Indian Ocean prrrrrrrr
And then all of a sardine and a langoustine – we were outta paradise on a small yacht and then some walking plus a very long taxi back to Nampula and then onto a plane which then bumped us down on the Jozi tarmac. Then Darling got on a plane to Amsterdam and onto LA and I got on a plane and went to Hong Kong and onto Phuket, jolled around southern Thailand swimming in the very same Indian Ocean across the other side of the world with a whole lot of fabulous women. Then I got back on a plane to Phuket, onto Hong Kong and landed back in Jozi with a head full of rainforests, tropically dressed mountains, jungly islands, erotic beaches, emerald waters and and ohjafuckit a cheap tequila hangover. Godamn. 

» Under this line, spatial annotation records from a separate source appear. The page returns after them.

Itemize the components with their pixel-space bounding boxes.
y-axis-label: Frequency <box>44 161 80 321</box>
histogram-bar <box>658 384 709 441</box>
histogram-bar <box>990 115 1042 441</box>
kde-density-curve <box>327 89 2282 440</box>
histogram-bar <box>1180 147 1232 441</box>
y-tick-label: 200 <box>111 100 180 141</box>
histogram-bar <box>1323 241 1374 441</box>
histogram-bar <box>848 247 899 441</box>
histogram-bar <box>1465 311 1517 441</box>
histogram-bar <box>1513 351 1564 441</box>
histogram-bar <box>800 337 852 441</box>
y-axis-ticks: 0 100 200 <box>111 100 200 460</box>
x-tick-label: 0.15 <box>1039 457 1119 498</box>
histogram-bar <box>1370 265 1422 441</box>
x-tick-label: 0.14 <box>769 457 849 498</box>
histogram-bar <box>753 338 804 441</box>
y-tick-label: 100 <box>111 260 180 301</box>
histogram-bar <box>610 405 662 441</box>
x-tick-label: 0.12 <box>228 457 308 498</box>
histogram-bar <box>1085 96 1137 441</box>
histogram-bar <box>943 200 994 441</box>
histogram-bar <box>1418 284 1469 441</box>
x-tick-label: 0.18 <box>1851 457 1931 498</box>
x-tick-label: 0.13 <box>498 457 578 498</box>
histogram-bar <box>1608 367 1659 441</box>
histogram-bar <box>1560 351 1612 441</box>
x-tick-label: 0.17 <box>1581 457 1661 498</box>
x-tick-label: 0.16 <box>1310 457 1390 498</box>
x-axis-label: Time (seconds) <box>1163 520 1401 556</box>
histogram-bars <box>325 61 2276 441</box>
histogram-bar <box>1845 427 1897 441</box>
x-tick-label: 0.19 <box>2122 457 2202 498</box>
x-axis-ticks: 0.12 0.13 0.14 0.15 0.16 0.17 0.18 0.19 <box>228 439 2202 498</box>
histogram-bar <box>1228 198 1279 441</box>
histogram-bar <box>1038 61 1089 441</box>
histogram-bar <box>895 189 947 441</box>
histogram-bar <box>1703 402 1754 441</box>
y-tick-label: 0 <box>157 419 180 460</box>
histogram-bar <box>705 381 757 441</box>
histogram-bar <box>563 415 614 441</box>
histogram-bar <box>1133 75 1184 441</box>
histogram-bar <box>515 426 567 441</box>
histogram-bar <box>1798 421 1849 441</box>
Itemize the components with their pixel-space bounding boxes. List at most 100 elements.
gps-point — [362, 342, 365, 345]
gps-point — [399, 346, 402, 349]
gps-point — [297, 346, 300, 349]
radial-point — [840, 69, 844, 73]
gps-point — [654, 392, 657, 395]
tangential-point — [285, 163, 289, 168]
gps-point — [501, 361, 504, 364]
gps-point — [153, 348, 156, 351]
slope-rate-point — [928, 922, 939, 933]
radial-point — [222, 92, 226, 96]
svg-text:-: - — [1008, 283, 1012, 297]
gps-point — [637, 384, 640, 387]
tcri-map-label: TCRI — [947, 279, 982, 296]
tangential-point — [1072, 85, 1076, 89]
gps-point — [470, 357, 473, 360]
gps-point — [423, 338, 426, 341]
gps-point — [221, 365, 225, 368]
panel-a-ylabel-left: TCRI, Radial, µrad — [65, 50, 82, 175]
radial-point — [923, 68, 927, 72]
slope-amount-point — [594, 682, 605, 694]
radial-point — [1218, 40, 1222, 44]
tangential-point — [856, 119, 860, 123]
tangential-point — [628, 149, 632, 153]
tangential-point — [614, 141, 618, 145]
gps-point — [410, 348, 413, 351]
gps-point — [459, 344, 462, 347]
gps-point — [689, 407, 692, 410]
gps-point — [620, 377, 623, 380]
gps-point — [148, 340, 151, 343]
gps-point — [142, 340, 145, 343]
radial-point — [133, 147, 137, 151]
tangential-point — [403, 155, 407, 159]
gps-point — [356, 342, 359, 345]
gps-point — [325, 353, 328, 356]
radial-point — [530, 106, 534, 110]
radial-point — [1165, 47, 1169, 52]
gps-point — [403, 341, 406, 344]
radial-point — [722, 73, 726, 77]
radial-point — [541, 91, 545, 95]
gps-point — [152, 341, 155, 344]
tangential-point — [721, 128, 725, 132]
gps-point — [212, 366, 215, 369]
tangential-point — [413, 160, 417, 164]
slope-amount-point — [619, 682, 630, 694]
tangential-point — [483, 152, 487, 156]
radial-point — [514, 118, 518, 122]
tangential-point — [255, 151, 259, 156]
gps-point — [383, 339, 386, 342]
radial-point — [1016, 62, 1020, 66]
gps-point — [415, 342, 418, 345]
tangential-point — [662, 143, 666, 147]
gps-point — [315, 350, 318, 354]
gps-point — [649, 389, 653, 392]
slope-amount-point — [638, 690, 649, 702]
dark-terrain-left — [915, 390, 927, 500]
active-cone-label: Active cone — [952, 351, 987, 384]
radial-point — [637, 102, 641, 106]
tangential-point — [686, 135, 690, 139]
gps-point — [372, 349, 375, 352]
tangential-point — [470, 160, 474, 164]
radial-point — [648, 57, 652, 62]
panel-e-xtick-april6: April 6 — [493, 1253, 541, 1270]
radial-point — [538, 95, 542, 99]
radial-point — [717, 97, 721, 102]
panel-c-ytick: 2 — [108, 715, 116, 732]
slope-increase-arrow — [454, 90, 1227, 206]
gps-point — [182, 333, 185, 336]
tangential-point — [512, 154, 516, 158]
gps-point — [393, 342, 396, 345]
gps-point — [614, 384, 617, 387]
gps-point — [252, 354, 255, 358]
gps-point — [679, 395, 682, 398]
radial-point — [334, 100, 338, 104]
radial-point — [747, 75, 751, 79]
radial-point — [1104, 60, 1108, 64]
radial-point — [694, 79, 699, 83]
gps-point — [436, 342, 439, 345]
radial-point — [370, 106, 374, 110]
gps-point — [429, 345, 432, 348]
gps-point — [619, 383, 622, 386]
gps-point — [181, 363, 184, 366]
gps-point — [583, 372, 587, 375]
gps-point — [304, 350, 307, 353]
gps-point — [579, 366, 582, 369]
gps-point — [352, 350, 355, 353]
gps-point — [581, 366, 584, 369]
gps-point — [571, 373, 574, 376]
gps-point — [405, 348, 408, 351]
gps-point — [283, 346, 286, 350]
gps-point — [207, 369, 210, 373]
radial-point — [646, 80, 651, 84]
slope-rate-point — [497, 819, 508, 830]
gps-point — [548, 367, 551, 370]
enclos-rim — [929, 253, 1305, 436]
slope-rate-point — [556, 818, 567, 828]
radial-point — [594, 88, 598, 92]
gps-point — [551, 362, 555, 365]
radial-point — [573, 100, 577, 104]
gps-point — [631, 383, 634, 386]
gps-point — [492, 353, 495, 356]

Khao Sok National Park, Thailand
Darling in the meantime got a bit of travel in his troubadour and went unexpectedly back to Honolulu via San Francisco and Portland and Seattle, and is now tired – haha who would have thought? – and back in LA and flies off today, his time, on a three week desert rock tour across Europe -  check out 3rd Ear Experience. I got onto another plane to Maputo, did some work stuff then got onto another plane back to Jozi and now I am in deep rural Limpopo nine hours ahead of LA trying to figure out what the hell just happened and if I’ll ever get laid again. He tells we shall meet again on Guy Fawkes Day in Jozi. He promises fireworks and I love the predictably sexy metaphor even though I am in a startled condition back on the Harare/ Pretoria time zone two hours ahead of G&T, I mean GMT. Good god, Darling.